You can watch videos there, peruse their museum of stuffed animals and birds, shop the store, interview the staff. Your choice. But by all means, use the facilities since there's only one more rustic building on the north end of the refuge. And get yourself a map: you will need it. Crex covers 30,000 acres and has a variety of roads running through it, turning often enough that even after going through it regularly for several years one can wind up with no sense of direction. There are both east and west Refuge Roads, different Dike roads, and plenty others to take you around and confuse you without that map.
But it is worth the effort.There is a central wildlife refuge where you are absolutely not allowed to set foot for any reason. You can, however, drive all around it, park in several overlooks, and photograph anything you can see from the edge of the road. The surrounding area has roads, paths, even a rest area where overnight stays are allowed after registering at the info center. Fall brings duck hunters, who are a major contributor to sponsoring the area for the rest of us, in conjunction with the WI DNR.

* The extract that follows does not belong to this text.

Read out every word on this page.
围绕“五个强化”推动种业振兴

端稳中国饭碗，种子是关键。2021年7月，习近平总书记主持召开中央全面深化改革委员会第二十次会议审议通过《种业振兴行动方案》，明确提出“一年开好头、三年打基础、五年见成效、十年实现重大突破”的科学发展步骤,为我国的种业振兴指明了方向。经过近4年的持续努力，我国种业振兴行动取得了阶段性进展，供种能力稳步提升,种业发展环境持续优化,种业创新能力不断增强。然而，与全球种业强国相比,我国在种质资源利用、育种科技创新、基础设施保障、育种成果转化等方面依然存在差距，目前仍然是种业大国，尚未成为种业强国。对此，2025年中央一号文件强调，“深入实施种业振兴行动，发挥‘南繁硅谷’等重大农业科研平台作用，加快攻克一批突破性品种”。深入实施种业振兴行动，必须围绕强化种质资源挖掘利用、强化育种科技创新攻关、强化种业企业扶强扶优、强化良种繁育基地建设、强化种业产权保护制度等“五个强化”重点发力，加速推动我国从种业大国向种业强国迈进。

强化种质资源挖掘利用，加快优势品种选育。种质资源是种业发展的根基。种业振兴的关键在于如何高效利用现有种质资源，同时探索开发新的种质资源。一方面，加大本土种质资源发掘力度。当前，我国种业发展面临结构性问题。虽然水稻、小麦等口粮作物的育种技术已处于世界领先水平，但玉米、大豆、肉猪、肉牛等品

So why go there? It has a wolf pack, coyotes, deer, otters, and many other varieties of mammals just to start. Add 270 species of birds, particularly during migrations. Throw in 86 butterfly species, 720 plant species, and a plethora of reptiles, amphibians, and insects.
You will of course never see more than a merest fraction of them in any given visit. But you will see plenty, given a little patience, a little more time, and keeping your eyes open. I have never failed to visit without seeing trumpeter swans, and it's primary claim to fame, sandhill cranes. (OK, I only visit during the warmer months.) Today, for example, I saw at least 46 trumpeter swan adults and over a dozen cygnets recently hatched, though the babies are harder to count, being carefully shepherded by their parents and often far enough from the roads that they only register as something extra with the adults.
I also managed to spy 4 sandhills, though none close nor still enough for a picture. Most of that is my own fault, as they are most visible early and late in the day, and I picked the middle to show up. This area is a major fall (Oct./Nov.) staging ground for the cranes before their southward migration, often holding between 10 and 20,000 birds during a period of a month or so. So many collect that a couple of years they were joined for a few weeks by young whooping cranes, presumably seeking company.
If you are an early morning person, during staging season you can park near one of their gathering sites and watch sunrise mass liftoffs. Otherwise, load the family in the car, head in with or just after supper, find your parking spot, and watch them land in twos or fives or twenties. Ditch those I-pods, turn off the radio, and just listen to their primordial cries as they arrive and dispute each slice of nighttime territory: shivers! I just recommend you have some familiarity with the place before all that. It could take you a couple hours to find your way out in the dark otherwise.
Today's drive through also netted several turtles, one doe, one loon, both yellow-headed and red-winged blackbirds, tree swallows, one hawk tentatively identified as a harrier but the glimpse was brief, canada geese, unidentified ducks plus one definite drake mallard, though I missed the white ibis the center's staff pointed me to on the map. There were numerous flowers including lupines, iris, paintbrush, nymphaea and white water lilies, an abundance of unidentified blooms in pink, yellow, white, purple, orange. Plenty of scenery caught my eye and my lens, varying from prairie to forest to marsh to lake or pond. If you are like me, you also enjoy the remnants of dead tree trunks left peppering the landscape.
Add the variety of seasons, daily or hourly changes in clouds and lighting, and it's a feast for eye or camera. Just follow the goose. Or whatever.